Roma, 9 agosto 2016 – E’ inizato, come ogni anno, il conto alla rovescia per la notte di San Lorenzo e le sue stelle cadenti, che quest’estate ci regaleranno uno spettacolo eccezionale. Innanzitutto quando: la notte propriamente detta di ‘San Lorenzo’ è il 10 agosto, ma il piccodi meteore è previsto nella notte tra l’11 e il 12 agosto. Complice la quasi assenza della Lunae una ‘spinta’ da Giove, sarà possibile godersi un vero e proprio spettacolo, che in Italia sarà accompagnato da incontri con esperti e iniziative in tutta la Penisola.

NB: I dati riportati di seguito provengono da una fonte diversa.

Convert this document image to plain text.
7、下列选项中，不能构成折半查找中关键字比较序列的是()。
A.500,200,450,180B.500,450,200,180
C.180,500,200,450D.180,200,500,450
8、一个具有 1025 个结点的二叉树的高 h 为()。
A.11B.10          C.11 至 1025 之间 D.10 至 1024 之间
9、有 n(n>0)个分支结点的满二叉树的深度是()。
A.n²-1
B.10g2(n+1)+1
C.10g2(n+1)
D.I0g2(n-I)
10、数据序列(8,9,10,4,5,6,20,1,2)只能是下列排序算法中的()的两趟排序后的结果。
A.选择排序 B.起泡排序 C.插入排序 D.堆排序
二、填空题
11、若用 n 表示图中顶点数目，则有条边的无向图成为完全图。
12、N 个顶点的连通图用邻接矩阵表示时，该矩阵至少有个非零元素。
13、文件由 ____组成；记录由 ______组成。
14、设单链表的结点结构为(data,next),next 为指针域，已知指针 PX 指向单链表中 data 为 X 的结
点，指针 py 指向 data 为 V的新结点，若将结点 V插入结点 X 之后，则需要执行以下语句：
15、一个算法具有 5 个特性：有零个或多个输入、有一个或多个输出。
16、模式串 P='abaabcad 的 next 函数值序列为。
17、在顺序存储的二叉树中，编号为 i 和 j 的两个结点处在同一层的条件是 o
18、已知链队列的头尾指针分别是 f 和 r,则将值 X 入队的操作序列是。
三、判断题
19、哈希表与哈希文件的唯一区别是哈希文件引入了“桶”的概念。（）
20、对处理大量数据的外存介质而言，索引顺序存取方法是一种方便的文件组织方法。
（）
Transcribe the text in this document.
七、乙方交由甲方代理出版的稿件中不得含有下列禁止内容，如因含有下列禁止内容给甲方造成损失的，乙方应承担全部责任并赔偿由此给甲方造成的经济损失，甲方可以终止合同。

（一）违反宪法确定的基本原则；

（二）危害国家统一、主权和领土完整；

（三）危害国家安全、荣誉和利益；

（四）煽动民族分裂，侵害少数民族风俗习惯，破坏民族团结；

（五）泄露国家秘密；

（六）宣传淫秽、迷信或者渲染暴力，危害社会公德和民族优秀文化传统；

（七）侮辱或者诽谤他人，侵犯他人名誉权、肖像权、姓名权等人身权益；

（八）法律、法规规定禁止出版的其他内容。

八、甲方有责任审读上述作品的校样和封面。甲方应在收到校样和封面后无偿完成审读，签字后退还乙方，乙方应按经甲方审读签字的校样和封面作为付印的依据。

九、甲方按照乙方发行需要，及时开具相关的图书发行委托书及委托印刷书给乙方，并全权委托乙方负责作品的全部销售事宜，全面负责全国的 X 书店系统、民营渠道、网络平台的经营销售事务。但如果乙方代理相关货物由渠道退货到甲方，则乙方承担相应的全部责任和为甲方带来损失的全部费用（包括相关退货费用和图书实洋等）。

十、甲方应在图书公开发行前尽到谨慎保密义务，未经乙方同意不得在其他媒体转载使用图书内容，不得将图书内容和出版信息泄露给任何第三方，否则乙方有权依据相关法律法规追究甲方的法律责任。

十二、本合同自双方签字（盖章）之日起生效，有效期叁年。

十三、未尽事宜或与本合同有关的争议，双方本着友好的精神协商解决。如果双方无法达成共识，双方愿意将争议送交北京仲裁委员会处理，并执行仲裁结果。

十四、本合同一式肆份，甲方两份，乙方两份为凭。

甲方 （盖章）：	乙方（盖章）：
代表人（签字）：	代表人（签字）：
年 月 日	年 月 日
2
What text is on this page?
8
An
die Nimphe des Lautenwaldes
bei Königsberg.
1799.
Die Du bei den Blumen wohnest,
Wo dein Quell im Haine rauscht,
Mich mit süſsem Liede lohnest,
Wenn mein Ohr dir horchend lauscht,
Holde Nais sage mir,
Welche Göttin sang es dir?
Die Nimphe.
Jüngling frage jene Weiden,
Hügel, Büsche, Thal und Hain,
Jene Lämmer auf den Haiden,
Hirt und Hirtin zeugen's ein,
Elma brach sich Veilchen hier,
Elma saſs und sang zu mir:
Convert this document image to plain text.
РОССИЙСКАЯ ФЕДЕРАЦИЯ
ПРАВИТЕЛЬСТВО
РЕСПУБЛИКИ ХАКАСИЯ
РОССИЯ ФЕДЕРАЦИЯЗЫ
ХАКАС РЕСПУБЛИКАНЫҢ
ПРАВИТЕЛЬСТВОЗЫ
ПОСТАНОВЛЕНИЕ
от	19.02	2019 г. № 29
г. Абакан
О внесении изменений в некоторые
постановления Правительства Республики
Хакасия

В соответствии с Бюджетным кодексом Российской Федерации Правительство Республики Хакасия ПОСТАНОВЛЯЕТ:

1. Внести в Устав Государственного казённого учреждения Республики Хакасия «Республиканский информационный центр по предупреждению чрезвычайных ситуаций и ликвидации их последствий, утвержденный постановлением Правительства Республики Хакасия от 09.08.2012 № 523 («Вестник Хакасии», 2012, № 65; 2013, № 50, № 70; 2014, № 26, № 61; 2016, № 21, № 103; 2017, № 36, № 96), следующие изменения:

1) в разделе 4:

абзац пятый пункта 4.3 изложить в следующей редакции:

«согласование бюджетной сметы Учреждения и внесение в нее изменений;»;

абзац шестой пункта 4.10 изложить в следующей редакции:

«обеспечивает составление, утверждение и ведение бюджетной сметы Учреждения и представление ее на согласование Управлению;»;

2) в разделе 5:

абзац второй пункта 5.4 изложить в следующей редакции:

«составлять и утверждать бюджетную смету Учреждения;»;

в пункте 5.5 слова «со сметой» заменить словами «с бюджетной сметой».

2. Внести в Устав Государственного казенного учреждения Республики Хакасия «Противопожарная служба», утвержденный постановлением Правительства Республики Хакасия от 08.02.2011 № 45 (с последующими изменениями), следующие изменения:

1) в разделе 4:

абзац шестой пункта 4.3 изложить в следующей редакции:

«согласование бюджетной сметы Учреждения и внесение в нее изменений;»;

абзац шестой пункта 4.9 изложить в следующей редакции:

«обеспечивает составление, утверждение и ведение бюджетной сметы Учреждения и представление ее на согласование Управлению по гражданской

Come lo scorso anno, lo show celeste si preannuncia davvero mozzafiato: “Quest’anno, come anche il 2015, può essere davvero definito come una buona annata”, ha spiegato Gianluca Masi, responsabile del Virtual Telescope. “Ad aiutarci – ha precisato – sarà la concomitanza di due fenomeni: il primo è dovuto alla Luna, avversaria giurata delle stelle cadenti, che in quei giorni sarà nel primo quarto e tramonterà presto lasciando campo libero; l’altro è dovuto a Giove che dovrebbe sospingere verso la Terra un maggior numero di detriti cometari, quelli da cui si originano le meteore”.

Ma da cosa è causato il fenomeno comunemente noto come ‘stelle dei desideri’? Lo sciame delle Perseidi, ovvero le stelle di San Lorenzo, è dovuto alle polveri sottilissime lasciate dal passaggio annuale della cometa Swift-Tuttle, che la Terra incrocia in questo periodo. Le scie luminose sono il risultato dell’impatto delle polveri con l’atmosfera. Quest’anno, secondo alcune stime, il numero di meteore potrebbe addirittura raddoppiare rispetto alle annate ‘standard’. “Ad arricchire il programma – ha aggiunto Paolo Volpini, dell’Unione Astrofili Italiani (Uai) – ci saranno anche alcune spettacolari congiunzioni, in particolare con Luna, Marte e Saturno che formeranno suggestive configurazioni nella prima parte delle serate”.

In tutta Italia saranno centinaia gli incontri dedicati allo spettacolo delle stelle cadenti, tra questi il tradizionale appuntamento con Calici di Stelle, l’evento che accompagna l’osservazione del cielo alla degustazione del vino. Tanti gli eventi distribuiti in borghi e piccoli osservatori su tutto il territorio, dalla calabrese Cirò fino alla piemontese Odalengo. Anche Roma alzerà gli occhi al cielo con un ciclo di osservazioni tra i colli capitolini che si concluderà il 10, quando la terrazza del Pincio si oscurerà completamente per permettere di vedere meglio lo spettacolo nel cielo.